When using the chain rule to calculate the slope of the cost function relative to the weights at the layer L , the formula becomes:

d C0 / d W(L) = ... . d a(L) / d z(L) . ...

With :

z (L) being the induced local field : z (L) = w1(L) * a1(L-1) + w2(L) * a2(L-1) * ...

a (L) beeing the ouput : a (L) = & (z (L))

& being the sigmoid function used as an activation function

Note that L is taken as a layer indicator and not as an index

Now:
d a(L) / d z(L) = &' ( z(L) )

With &' being the derivative of the sigmoid function

The problem:

But in this post which is written by James Loy on building a simple neural network from scratch with python,
When doing the backpropagation, he didn't give z (L) as an input to &' to replace d a(L) / d z(L) in the chain rule function. Instead he gave it the output = last activation of the layer (L) as the input the the sigmoid derivative &'

def feedforward(self):
        self.layer1 = sigmoid(np.dot(self.input, self.weights1))
        self.output = sigmoid(np.dot(self.layer1, self.weights2))

def backprop(self):
        # application of the chain rule to find derivative of the loss function with respect to weights2 and weights1
        d_weights2 = np.dot(self.layer1.T, (2*(self.y - self.output) * sigmoid_derivative(self.output)))

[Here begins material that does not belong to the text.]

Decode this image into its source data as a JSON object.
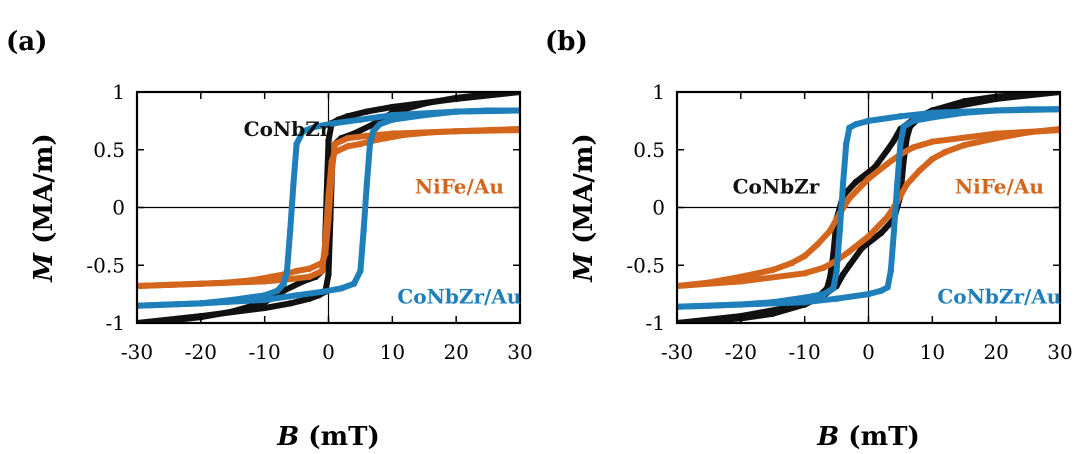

Note that in code above the layer L is the layer 2 which is the last or output layer. And sigmoid_derivative(self.output) this is where the activation of the current layer is given as input to the derivative of the sigmoid function used as an activation function.

The question:

Shouldn't we use this sigmoid_derivative(np.dot(self.layer1, self.weights2)) instead of this sigmoid_derivative(self.output)?

Solution

  • It turned out that &( z(L) ) or output was used, just to accommodate to the way sigmoid_derivative was implemented.

    Here is the code of the sigmoid_derivative:

    def sigmoid(x):
    return 1.0/(1+ np.exp(-x))

def sigmoid_derivative(x):
    return x * (1.0 - x)

    The mathematical formula of the sigmoid_derivative can be written as: &' (x) = &(x) * (1-&(x))

    So to get to the formula above, &(z) and not z was passed to sigmoid_derivative in order to return: &(z) * (1.0 - &(z))